The fictional wonder world of Narnia is again home to Edmund and Lucy Pevensie (Skandar Keynes and Georgie Henley, reprising their roles) joined by their nasty, insufferable cousin Eustace (Will Poulter), the only character that seems to have any dimension here. Residing in London, the three are washed overboard in their London home by a strange seascape that fills their room with sea water (the best fx sequence in the film, although I did wonder where the fish were) and whisks them to a rendezvous with Prince Caspian (Ben Barnes) and his resourceful but not entirely human crew aboard the titular ship.
Relatively mundane adventures follow, perhaps because returning scribes Christopher Markus and Stephen McFeely are slumming with an assist from Aussie native Michael Petroni. They craft an amiable roller coaster ride, although there’s a certain lack of adventure in what should be an adventurous journey. And when everyone expects 3-D to enhance the experience, it, instead, drains the color and life out of what should be a radiant encounter with a fantastical world, particularly one captured by award-winning cinematographer Dante Spinotti (“L.A. Confidential,” “The Insider”), now collaborating with director Michael Apted on their third film. Other technicians also have worked with the director on previous efforts (composer David Arnold, editor Rich Shaine), or on earlier Narnia films (costume designer Isis Mussenden), but there seems to be a technical disconnect in this extension of the Narnian tale. Harry Potter never has this problem, although Lewis’ tales can’t measure up to the juggernaut enjoyed by J.K. Rowling’s wizardly adventures, be they in print or on screen.
As for Apted, sure he helmed the big budget James Bond feature “The World Is Not Enough” and worked on several episodes of the costume drama tv series “Rome,” but his best remembered efforts have been in the character-driven “Coal Miner’s Daughter” or as the chronicler following the British class system in the 1964 documentary “Seven Up” and its series of follow-up films that capturing the status every seven years of 14 children growing up in England. (The next installment, “56 Up” is due in 2012.)
There’s barely a wisp of Aslan (Liam Neeson) and the White Witch (Tilda Swinton) in this chapter.
I’m also wondering if the switch to Fox had something to do with the film’s failure.
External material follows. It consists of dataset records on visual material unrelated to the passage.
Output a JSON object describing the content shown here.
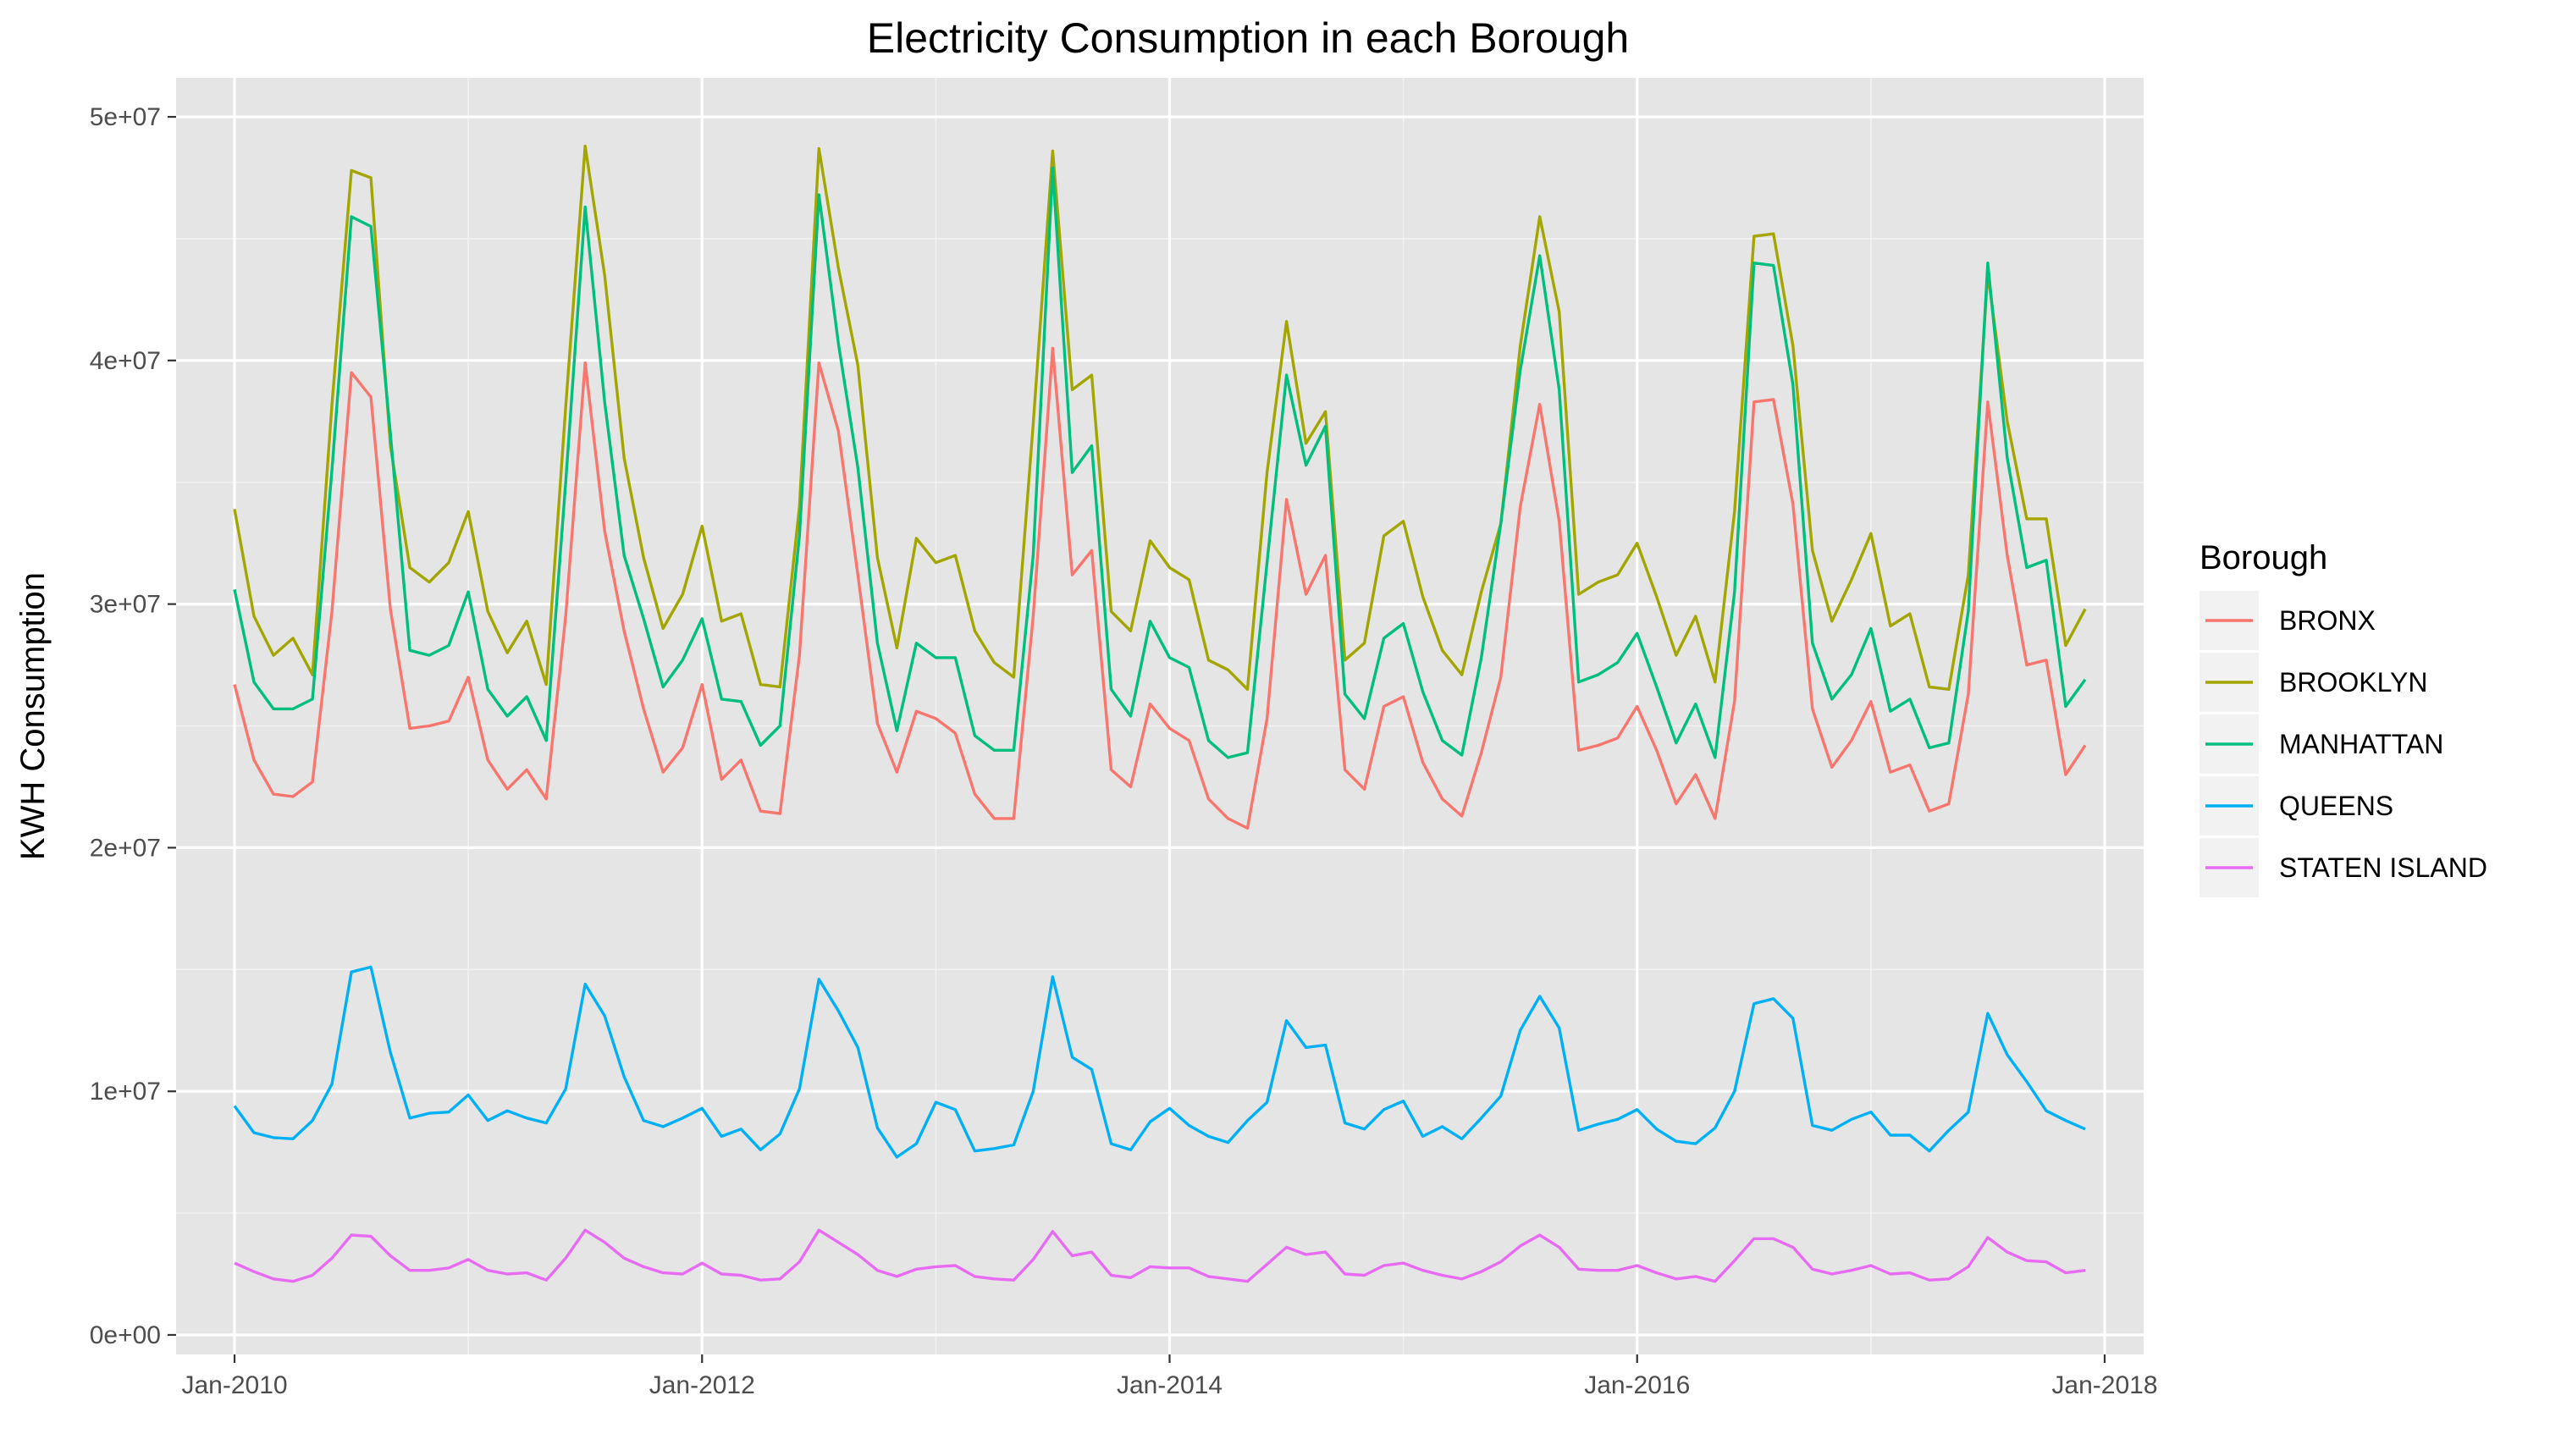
{
  "chart_data": {
    "type": "line",
    "title": "Electricity Consumption in each Borough",
    "xlabel": "",
    "ylabel": "KWH Consumption",
    "x_start": "2010-01",
    "x_frequency": "monthly",
    "xlim": [
      "2009-10",
      "2018-03"
    ],
    "ylim": [
      0,
      50000000
    ],
    "x_ticks": [
      "Jan-2010",
      "Jan-2012",
      "Jan-2014",
      "Jan-2016",
      "Jan-2018"
    ],
    "x_tick_dates": [
      "2010-01",
      "2012-01",
      "2014-01",
      "2016-01",
      "2018-01"
    ],
    "y_ticks": [
      0,
      10000000,
      20000000,
      30000000,
      40000000,
      50000000
    ],
    "y_tick_labels": [
      "0e+00",
      "1e+07",
      "2e+07",
      "3e+07",
      "4e+07",
      "5e+07"
    ],
    "grid": true,
    "background": "#e5e5e5",
    "legend": {
      "title": "Borough",
      "placement": "right"
    },
    "series": [
      {
        "name": "BRONX",
        "color": "#F8766D",
        "values": [
          26700000,
          23600000,
          22200000,
          22100000,
          22700000,
          29700000,
          39500000,
          38500000,
          29800000,
          24900000,
          25000000,
          25200000,
          27000000,
          23600000,
          22400000,
          23200000,
          22000000,
          29500000,
          39900000,
          33000000,
          28900000,
          25700000,
          23100000,
          24100000,
          26700000,
          22800000,
          23600000,
          21500000,
          21400000,
          27900000,
          39900000,
          37100000,
          31200000,
          25100000,
          23100000,
          25600000,
          25300000,
          24700000,
          22200000,
          21200000,
          21200000,
          29500000,
          40500000,
          31200000,
          32200000,
          23200000,
          22500000,
          25900000,
          24900000,
          24400000,
          22000000,
          21200000,
          20800000,
          25300000,
          34300000,
          30400000,
          32000000,
          23200000,
          22400000,
          25800000,
          26200000,
          23500000,
          22000000,
          21300000,
          23900000,
          27000000,
          34000000,
          38200000,
          33400000,
          24000000,
          24200000,
          24500000,
          25800000,
          24000000,
          21800000,
          23000000,
          21200000,
          26000000,
          38300000,
          38400000,
          34100000,
          25700000,
          23300000,
          24400000,
          26000000,
          23100000,
          23400000,
          21500000,
          21800000,
          26300000,
          38300000,
          32000000,
          27500000,
          27700000,
          23000000,
          24200000
        ]
      },
      {
        "name": "BROOKLYN",
        "color": "#A3A500",
        "values": [
          33900000,
          29500000,
          27900000,
          28600000,
          27100000,
          38200000,
          47800000,
          47500000,
          36500000,
          31500000,
          30900000,
          31700000,
          33800000,
          29700000,
          28000000,
          29300000,
          26700000,
          38100000,
          48800000,
          43500000,
          36000000,
          31900000,
          29000000,
          30400000,
          33200000,
          29300000,
          29600000,
          26700000,
          26600000,
          34000000,
          48700000,
          43800000,
          39800000,
          31900000,
          28200000,
          32700000,
          31700000,
          32000000,
          28900000,
          27600000,
          27000000,
          37400000,
          48600000,
          38800000,
          39400000,
          29700000,
          28900000,
          32600000,
          31500000,
          31000000,
          27700000,
          27300000,
          26500000,
          35400000,
          41600000,
          36600000,
          37900000,
          27700000,
          28400000,
          32800000,
          33400000,
          30300000,
          28100000,
          27100000,
          30500000,
          33300000,
          40600000,
          45900000,
          42000000,
          30400000,
          30900000,
          31200000,
          32500000,
          30300000,
          27900000,
          29500000,
          26800000,
          33800000,
          45100000,
          45200000,
          40600000,
          32200000,
          29300000,
          31000000,
          32900000,
          29100000,
          29600000,
          26600000,
          26500000,
          31200000,
          43600000,
          37500000,
          33500000,
          33500000,
          28300000,
          29800000
        ]
      },
      {
        "name": "MANHATTAN",
        "color": "#00BF7D",
        "values": [
          30600000,
          26800000,
          25700000,
          25700000,
          26100000,
          35500000,
          45900000,
          45500000,
          37000000,
          28100000,
          27900000,
          28300000,
          30500000,
          26500000,
          25400000,
          26200000,
          24400000,
          35000000,
          46300000,
          38300000,
          32000000,
          29400000,
          26600000,
          27700000,
          29400000,
          26100000,
          26000000,
          24200000,
          25000000,
          32800000,
          46800000,
          40700000,
          35600000,
          28400000,
          24800000,
          28400000,
          27800000,
          27800000,
          24600000,
          24000000,
          24000000,
          32000000,
          47900000,
          35400000,
          36500000,
          26500000,
          25400000,
          29300000,
          27800000,
          27400000,
          24400000,
          23700000,
          23900000,
          31700000,
          39400000,
          35700000,
          37300000,
          26300000,
          25300000,
          28600000,
          29200000,
          26400000,
          24400000,
          23800000,
          27800000,
          33300000,
          39600000,
          44300000,
          38800000,
          26800000,
          27100000,
          27600000,
          28800000,
          26600000,
          24300000,
          25900000,
          23700000,
          30500000,
          44000000,
          43900000,
          39000000,
          28400000,
          26100000,
          27100000,
          29000000,
          25600000,
          26100000,
          24100000,
          24300000,
          29700000,
          44000000,
          36000000,
          31500000,
          31800000,
          25800000,
          26900000
        ]
      },
      {
        "name": "QUEENS",
        "color": "#00B0F6",
        "values": [
          9400000,
          8300000,
          8100000,
          8050000,
          8800000,
          10300000,
          14900000,
          15100000,
          11600000,
          8900000,
          9100000,
          9150000,
          9850000,
          8800000,
          9200000,
          8900000,
          8700000,
          10100000,
          14400000,
          13100000,
          10600000,
          8800000,
          8550000,
          8900000,
          9300000,
          8150000,
          8450000,
          7600000,
          8250000,
          10100000,
          14600000,
          13300000,
          11800000,
          8500000,
          7300000,
          7850000,
          9550000,
          9250000,
          7550000,
          7650000,
          7800000,
          10000000,
          14700000,
          11400000,
          10900000,
          7850000,
          7600000,
          8750000,
          9300000,
          8600000,
          8150000,
          7900000,
          8800000,
          9550000,
          12900000,
          11800000,
          11900000,
          8700000,
          8450000,
          9250000,
          9600000,
          8150000,
          8550000,
          8050000,
          8900000,
          9800000,
          12500000,
          13900000,
          12600000,
          8400000,
          8650000,
          8850000,
          9250000,
          8450000,
          7950000,
          7850000,
          8500000,
          10000000,
          13600000,
          13800000,
          13000000,
          8600000,
          8400000,
          8850000,
          9150000,
          8200000,
          8200000,
          7550000,
          8400000,
          9150000,
          13200000,
          11500000,
          10400000,
          9200000,
          8800000,
          8450000
        ]
      },
      {
        "name": "STATEN ISLAND",
        "color": "#E76BF3",
        "values": [
          2950000,
          2600000,
          2300000,
          2200000,
          2450000,
          3150000,
          4100000,
          4050000,
          3250000,
          2650000,
          2650000,
          2750000,
          3100000,
          2650000,
          2500000,
          2550000,
          2250000,
          3150000,
          4300000,
          3800000,
          3150000,
          2800000,
          2550000,
          2500000,
          2950000,
          2500000,
          2450000,
          2250000,
          2300000,
          3000000,
          4300000,
          3800000,
          3300000,
          2650000,
          2400000,
          2700000,
          2800000,
          2850000,
          2400000,
          2300000,
          2250000,
          3100000,
          4250000,
          3250000,
          3400000,
          2450000,
          2350000,
          2800000,
          2750000,
          2750000,
          2400000,
          2300000,
          2200000,
          2900000,
          3600000,
          3300000,
          3400000,
          2500000,
          2450000,
          2850000,
          2950000,
          2650000,
          2450000,
          2300000,
          2600000,
          3000000,
          3650000,
          4100000,
          3600000,
          2700000,
          2650000,
          2650000,
          2850000,
          2550000,
          2300000,
          2400000,
          2200000,
          3050000,
          3950000,
          3950000,
          3600000,
          2700000,
          2500000,
          2650000,
          2850000,
          2500000,
          2550000,
          2250000,
          2300000,
          2800000,
          4000000,
          3400000,
          3050000,
          3000000,
          2550000,
          2650000
        ]
      }
    ]
  }
}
The first two features were distributed by Disney and helmed by Andrew Adamson, who is a producer on “Dawn Treader.” There was a budget dispute with Walden Media and Disney pulled the plug, opening the door for Fox (which runs a greatly adored news network–Not!) to step in.
The best part of the film is the fish-out-of-water relationship that the hysterical 17-year-old Poulter captures in numerous episodes. At first disbelieving of his transport to a world where his cousins are king and queen, he doesn’t take easily to some of the creatures he confronts in Narnia—friendly as they are to Lewis’ readers and the films’ viewers—especially Reepicheep, the swashbuckling mouse voiced by Simon Pegg (“Shaun of the Dead,” “Star Trek”), who provides plenty of spunk for a small rodent. This relationship changes and deepens as the film progresses, especially when Eustace has a life-altering experience that threatens his human existence.
There’s enough intrigue about dark and evil islands, seven lords and sword seeking, fire-breathing dragons, blue stars, a cursed green mist, and a very large sea serpent to keep youngsters interested or scared. I suspect most families will (and should) stick to catching up with Disney’s marvelous animated tale “Tangled.”
Unfortunately for this latest episode of Narnian lore, just and valiant don’t seem to cut it if you’re sitting there in the audience, although fans of the books and the movies may not be as bothered as an old fart like myself, who was two when the book was published. For those who enjoy it, the best to you. Episode four, “The Silver Chair,” is in development by Fox and Walden. It will feature more of Eustace, so I’m crossing my fingers.